Export and import dataset specifications using YAML format.

Exporting to YAML

from dummyxarray import DummyDataset

ds = DummyDataset()
ds.set_global_attrs(title="My Dataset")
ds.add_dim("time", 12)
ds.add_variable("temperature", ["time"], attrs={"units": "K"})

# Get YAML string
yaml_str = ds.to_yaml()
print(yaml_str)

# Save to file
ds.save_yaml("dataset_spec.yaml")

YAML Structure

The exported YAML contains:

dimensions:
  time: 12
  lat: 64
  lon: 128
coordinates:
  time:
    dims:
    - time
    attrs:
      units: days since 2000-01-01
    encoding:
      dtype: int32
    has_data: true
variables:
  temperature:
    dims:
    - time
    - lat
    - lon
    attrs:
      long_name: Temperature
      units: K
    encoding:
      dtype: float32
      chunks: [6, 32, 64]
    has_data: true
attrs:
  title: My Dataset
  institution: DKRZ

Loading from YAML

from dummyxarray import DummyDataset

# Load specification
ds = DummyDataset.load_yaml("dataset_spec.yaml")

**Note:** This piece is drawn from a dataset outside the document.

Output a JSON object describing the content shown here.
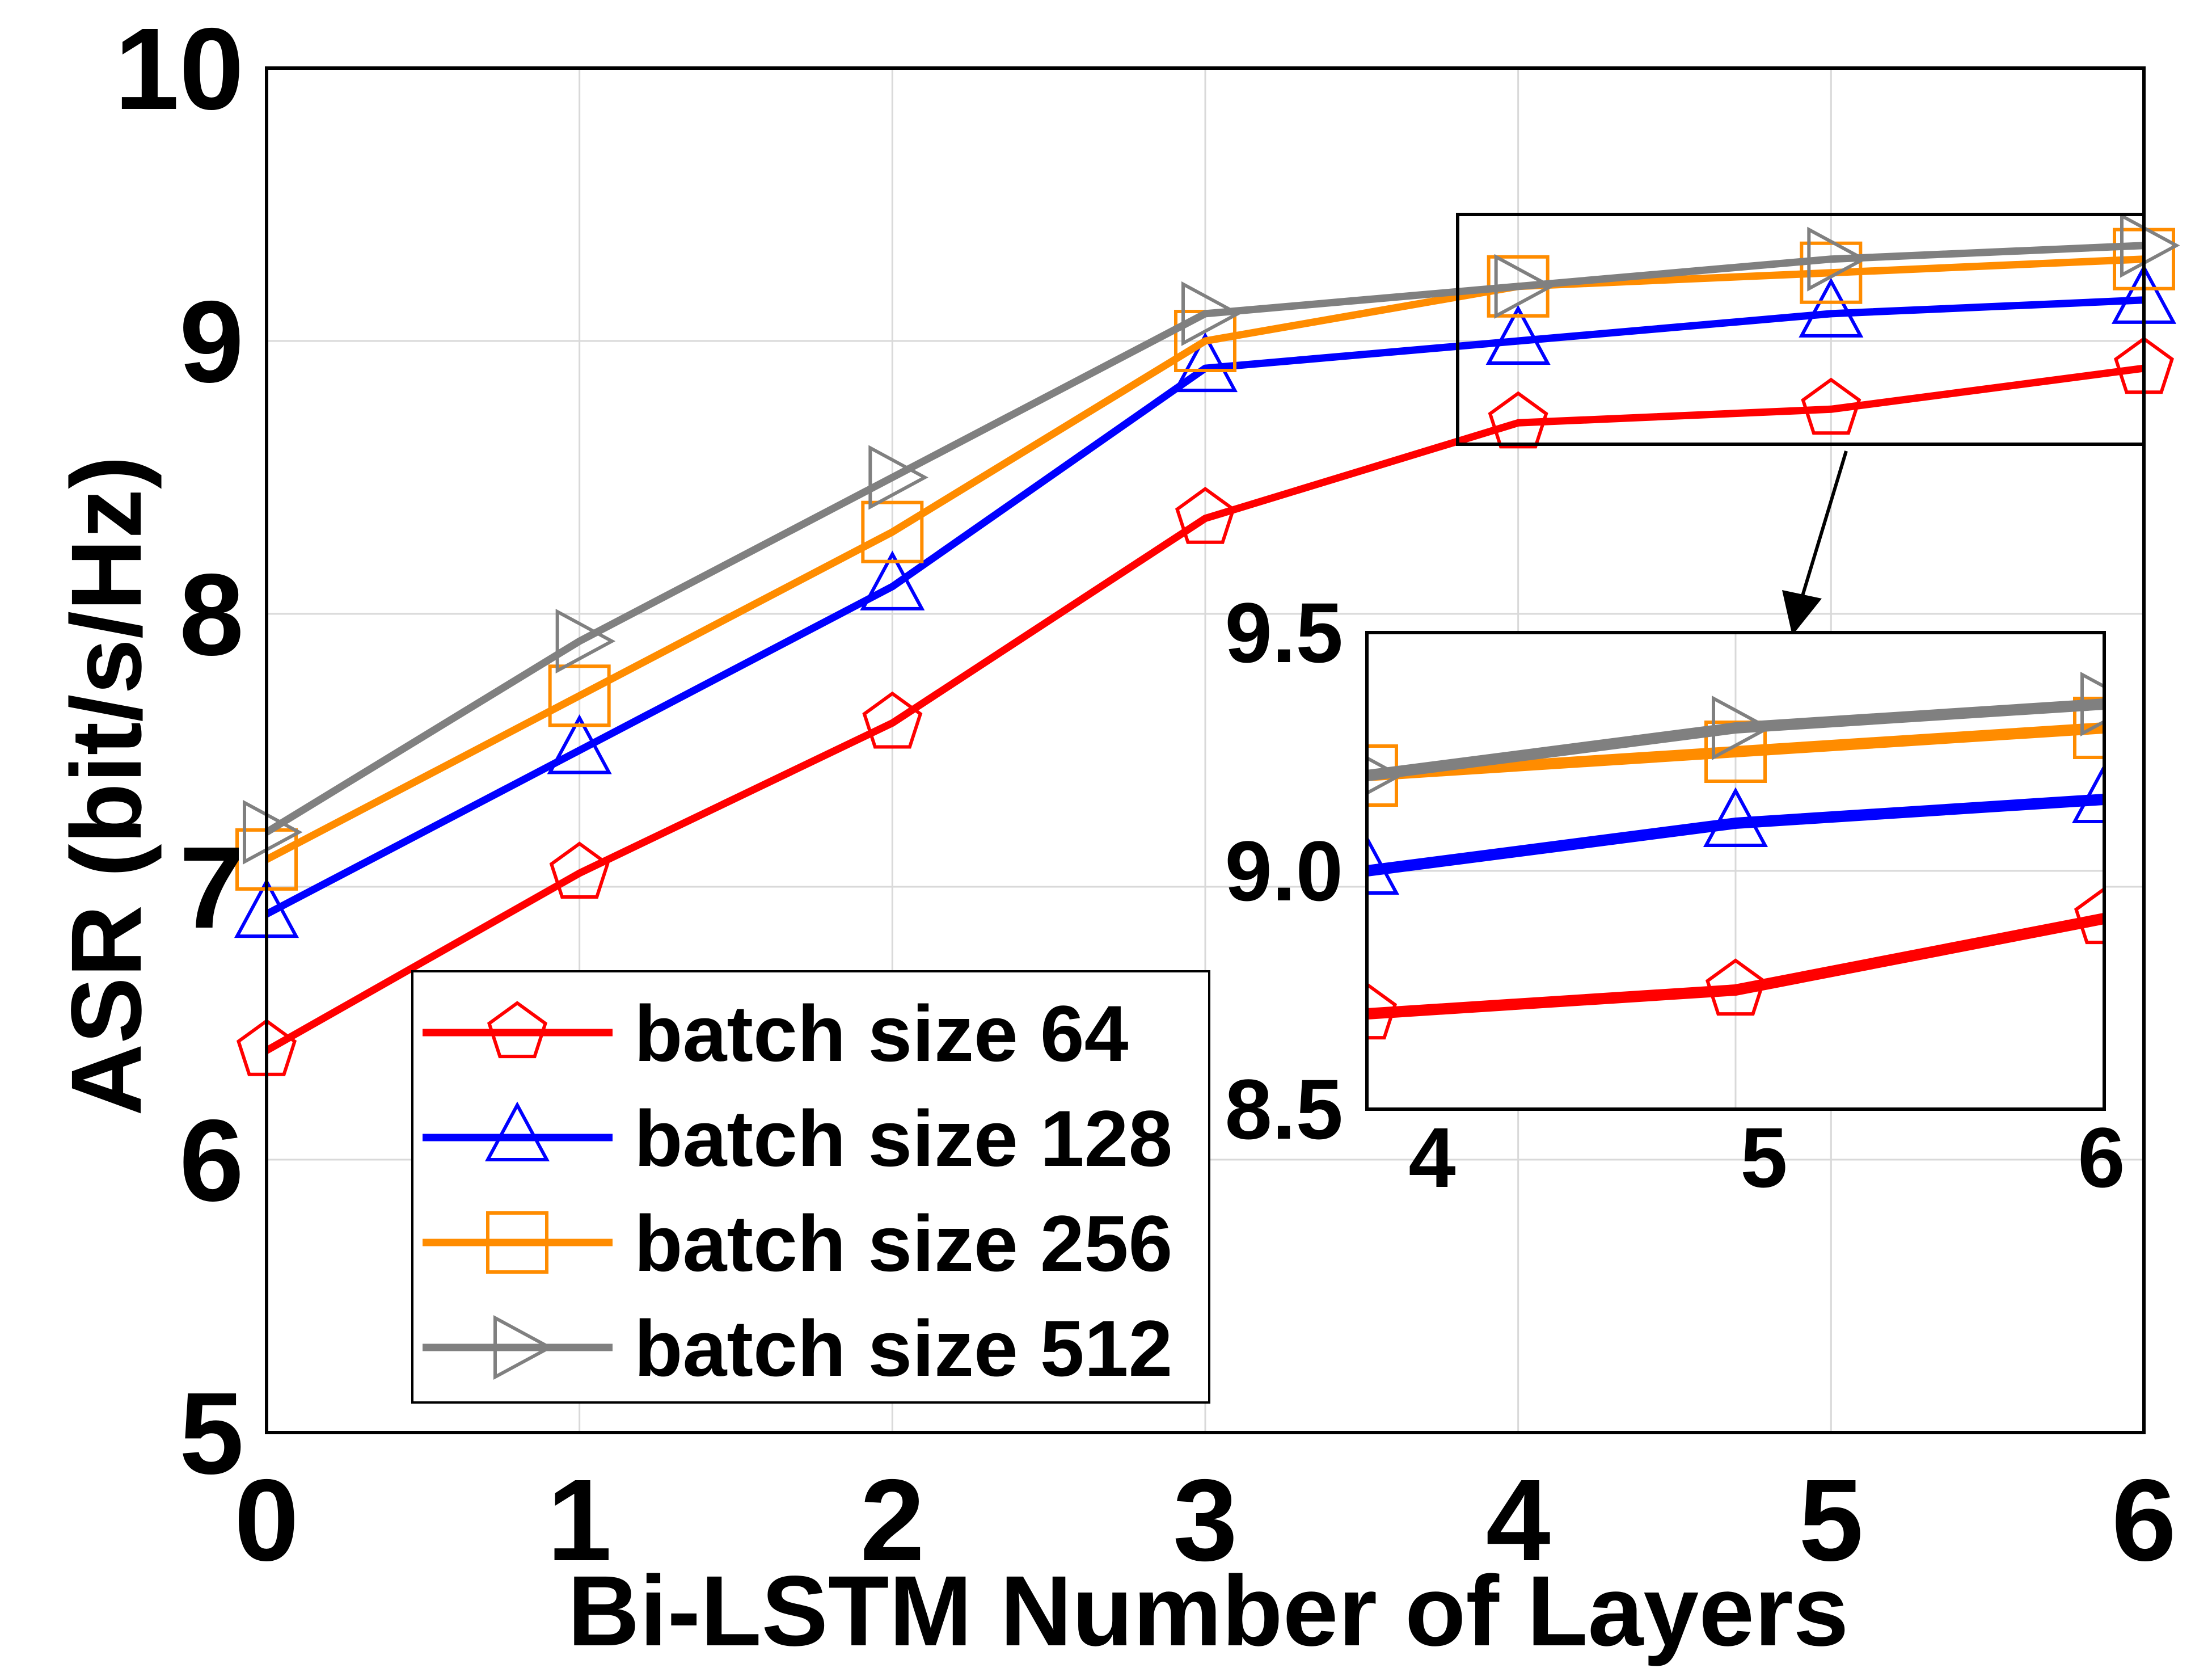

# The structure is loaded, but not the data
print(ds.dims)
print(ds.variables.keys())

# Add data later
import numpy as np
ds.variables["temperature"].data = np.random.rand(12, 64, 128)

# Convert to xarray
xr_ds = ds.to_xarray()

Use Cases

1. Documentation

Export dataset specifications for documentation:

ds.save_yaml("docs/dataset_specification.yaml")

2. Templates

Create reusable templates:

# Create template
template = DummyDataset()
template.set_global_attrs(Conventions="CF-1.8")
template.add_dim("time", None)  # Placeholder
template.add_variable("temperature", ["time"], attrs={"units": "K"})
template.save_yaml("templates/temperature_timeseries.yaml")

# Use template
ds = DummyDataset.load_yaml("templates/temperature_timeseries.yaml")
ds.dims["time"] = 365  # Set actual size

3. Version Control

Track dataset structure changes in git:

git add dataset_spec.yaml
git commit -m "Update dataset structure"

4. Collaboration

Share specifications with collaborators:

# Person A creates spec
ds = DummyDataset()
ds.set_global_attrs(title="Shared Dataset")
ds.add_dim("time", 100)
ds.save_yaml("shared_spec.yaml")

# Person B loads and uses
ds_loaded = DummyDataset.load_yaml("shared_spec.yaml")
# Add their data...

JSON Export

You can also export to JSON:

# Get JSON string
json_str = ds.to_json()

# Or as dictionary
spec_dict = ds.to_dict()

Limitations

Note that the actual data arrays are not saved to YAML, only the metadata and structure. The has_data field indicates whether data was present when the spec was created.